In the mid 70s, Colossal Cave Adventure created a sensation. The online version I've linked to suffers from "telephone game" syndrome -- that is, so many people have worked on it that it's hard to get a good sense of what the game was really like, but the annotations on the left side of the frame should help you through some of the tough spots.
A group of people at MIT who played "Adventure" when it first came out made their own version, Zork, which is more full of humor and complex puzzles, and which was eventually polished and released as a commercial product in the early 80s. Yes, people enjoyed these games so much that they were willing to pay for them.
Jump ahead 20 years, long after the CD ROM drive has dethroned the text-adventure game from its place on the top-10 software lists, and long after free authoring toolkits have made it possible for the average idie programmer to create products that it used to take a company full of software engineers to produce, and we see Emily Short's Galatea. Since Galatea simulates a conversation, it resembles ELIZA, but unlike ELIZA, Galatea has a personality and an agenda of her own.
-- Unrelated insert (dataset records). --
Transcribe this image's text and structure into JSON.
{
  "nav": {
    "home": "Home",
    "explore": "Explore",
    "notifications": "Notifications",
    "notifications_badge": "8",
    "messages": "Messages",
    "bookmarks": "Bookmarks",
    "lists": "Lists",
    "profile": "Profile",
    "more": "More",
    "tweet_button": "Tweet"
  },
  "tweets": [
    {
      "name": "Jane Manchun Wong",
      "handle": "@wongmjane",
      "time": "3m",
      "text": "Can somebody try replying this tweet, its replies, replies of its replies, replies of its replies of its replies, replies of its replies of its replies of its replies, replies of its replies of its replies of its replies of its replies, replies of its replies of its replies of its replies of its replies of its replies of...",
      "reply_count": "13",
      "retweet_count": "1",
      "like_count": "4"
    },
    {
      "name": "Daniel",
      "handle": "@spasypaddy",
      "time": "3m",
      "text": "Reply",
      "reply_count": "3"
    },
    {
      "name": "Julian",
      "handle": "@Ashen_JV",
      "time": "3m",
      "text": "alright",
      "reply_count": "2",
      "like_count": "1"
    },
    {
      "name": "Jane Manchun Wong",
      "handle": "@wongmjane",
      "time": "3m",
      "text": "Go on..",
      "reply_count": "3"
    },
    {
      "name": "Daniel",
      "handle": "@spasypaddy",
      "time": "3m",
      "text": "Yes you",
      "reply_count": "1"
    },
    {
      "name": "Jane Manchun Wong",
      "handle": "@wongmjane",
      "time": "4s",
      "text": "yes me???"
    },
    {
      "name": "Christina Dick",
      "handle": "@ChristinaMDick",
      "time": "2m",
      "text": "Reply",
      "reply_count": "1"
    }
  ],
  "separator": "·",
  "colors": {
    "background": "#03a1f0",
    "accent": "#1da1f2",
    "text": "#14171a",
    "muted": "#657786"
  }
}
The frame on the left contains tips and instructions.
Discuss assigned texts; discuss assignment that's due Friday; also preview IF Authorship.
In class, use Inform 7 to create a simple setting based on a prompt I provide, comprising three or four rooms, with appropriate things and scenery. Include a "test me" line.
The last line of your game would be
test me with "north / examine octopus / examine zucchini / feed zucchini to octopus / ask pirate about curse"
(...or whatever commands you expect the player to type.)
In class, use Inform 7 to create an NPC that responds to player actions that I provide. Include two or three significant objects, and a handful of likely conversation topics. Include a "test me" line.